But the first true porcelain, using china clay, was achieved by the German Johann Friedrich Böttger, who began working on the problem in 1701 in the royal laboratory of Friedrich August II, Elector of Saxony, in the town of Meissen. After ten years he came across kaolin, being sold as a wig powder, and feldspar, which often occurs with it. With these he obtained a true porcelain. By 1716 he had perfected the technique to such an extent that the products could be marketed. The Elector was anxious to keep the secret to himself and kept Böttger a virtual prisoner, but to no avail. The knowledge spread with the wares, and Meissen was soon to be overtaken by Sèvres. Originally at Vincennes, the French state factory moved to Sèvres in 1756. It always enjoyed royal patronage and by 1759, Louis XV had become proprietor. At first, soft paste substitutes were produced, but eventually, from 1768, under the superintendence of the chief chemist P.J. Macquer, a true hard porcelain was produced.
In England the pattern was repeated. A soft paste porcelain, using powdered glass with a white clay, was produced at factories established at Stratford-leBow in east London, in the late 1740s, followed by Chelsea, Derby, Lowestoft, Longton Hall in Staffordshire and Worcester. At the same time, William Cookworthy, the Plymouth chemist, had been experimenting with clays in Devon and Cornwall and in 1768 he felt sufficiently confident to take out a patent for the production of a true porcelain. His technical prowess was not, however, matched by business acumen and he disposed of the patent to Richard Champion. The latter found difficulty in renewing the patent in 1775 when it was successfully challenged by a group of Staffordshire potters including Josiah Wedgwood, who began to make hard paste porcelain from 1782 at New Hall, near Shelton.
Most of the factories mentioned above were not particularly well sited in relation to sources of raw materials and fuel. Those in north Staffordshire were much better in this respect and so it was here that the great industrial expansion of porcelain manufacture took place. The momentous changes that came about were largely the work of one of the greatest potters of all time, Josiah Wedgwood. One major change was the substitution of a white-burning clay and calcined crushed flint (silica) to give a ware that was white through the whole body in place of the common and buff clays. The preparation of the raw materials, including the crushing of the flint, required mechanical power, first supplied by water power, then by steam. Wedgwood had seen a Newcomen engine at work when visiting clay sites in Cornwall and he was the first potter to order an engine for his works from Boulton and Watt (see p. 276). Wedgwood evolved a ware consisting of four parts ground flint and 20 to 24 of finest white clay, glazed with virtually flint glass. Having secured royal patronage, it became known as Queen’s Ware and was widely used for all kinds of table ware.

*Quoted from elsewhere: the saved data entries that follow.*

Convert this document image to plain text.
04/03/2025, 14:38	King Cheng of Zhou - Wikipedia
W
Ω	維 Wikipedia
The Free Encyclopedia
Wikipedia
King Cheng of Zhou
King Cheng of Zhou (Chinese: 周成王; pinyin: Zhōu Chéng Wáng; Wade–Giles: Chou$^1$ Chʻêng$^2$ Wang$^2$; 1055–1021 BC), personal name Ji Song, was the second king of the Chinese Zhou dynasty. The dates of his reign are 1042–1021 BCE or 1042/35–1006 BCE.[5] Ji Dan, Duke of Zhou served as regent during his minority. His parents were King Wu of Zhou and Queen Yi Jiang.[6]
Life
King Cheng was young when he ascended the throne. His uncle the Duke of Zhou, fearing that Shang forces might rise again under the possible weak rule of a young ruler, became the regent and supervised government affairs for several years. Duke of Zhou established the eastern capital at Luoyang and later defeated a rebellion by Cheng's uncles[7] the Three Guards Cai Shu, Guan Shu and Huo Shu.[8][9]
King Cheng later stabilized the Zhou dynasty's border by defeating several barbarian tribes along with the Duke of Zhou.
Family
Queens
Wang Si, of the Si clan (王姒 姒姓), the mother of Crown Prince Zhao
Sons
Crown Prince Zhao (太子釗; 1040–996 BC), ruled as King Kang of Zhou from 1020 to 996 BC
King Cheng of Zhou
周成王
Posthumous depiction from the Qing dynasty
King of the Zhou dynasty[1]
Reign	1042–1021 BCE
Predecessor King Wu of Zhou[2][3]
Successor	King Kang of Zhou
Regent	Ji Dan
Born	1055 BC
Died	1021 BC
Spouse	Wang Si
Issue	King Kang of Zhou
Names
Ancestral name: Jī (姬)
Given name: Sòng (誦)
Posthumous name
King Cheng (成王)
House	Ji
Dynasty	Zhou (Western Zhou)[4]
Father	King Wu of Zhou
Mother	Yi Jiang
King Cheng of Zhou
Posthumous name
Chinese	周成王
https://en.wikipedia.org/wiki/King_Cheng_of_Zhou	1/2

Wedgwood pioneered the application of steam power in the pottery industry in 1782. As elsewhere, this changed the pattern and scale of operations and led to the factory system with a central source of power for a variety of mechanical operations. Wedgwood’s Etruria works were the first on these lines. But he was also concerned to apply the scientific knowledge of the time to materials and processes, as with his clay pyrometric cones which contracted on heating, enabling the temperature in the kilns to be more accurately measured and therefore more effectively controlled. By 1787 there were some 200 master potters, employing 20,000 in north Staffordshire, making it the foremost pottery manufacturing area in the world. A new product was introduced by Josiah Spode: bone ash and feldspar with white clay to produce that characteristically English ware, bone china. As the Industrial Revolution gathered pace, there was an increasing demand for porcelain or similar ware, otherwise called ‘china ware’, and two inventions, both originating in the mid-eighteenth century, helped to meet it. One was mould forming, in place of the traditional potter’s wheel, while the other was transfer printing instead of decorating each piece freehand. A compromise here was to transfer only a faint outline of the design on to the piece, leaving the craftsman to paint in the detail. This method was practised from the 1830s especially at the Coalport works in Shropshire and the Rockingham works at Swinton in Yorkshire. Mass production methods and improved transport brought cheap china to most tables in the industrialized countries, although, as often but not necessarily happens, there was a decline in the quality of design. On the other hand, after the chemical revolution, a better understanding of the nature of the potter’s materials produced better bodies and glazes. This among other things ended the dependence on lead glazes, to the great benefit of the health of those who had to use this harmful material. New effects were produced, such as the celebrated Persian turquoise blue of J.T.Deck of Paris in 1861 (bleu de Deck). New colouring agents arrived, like uranium (1853), and new effects such as flame-mottling by controlling conditions in the kiln.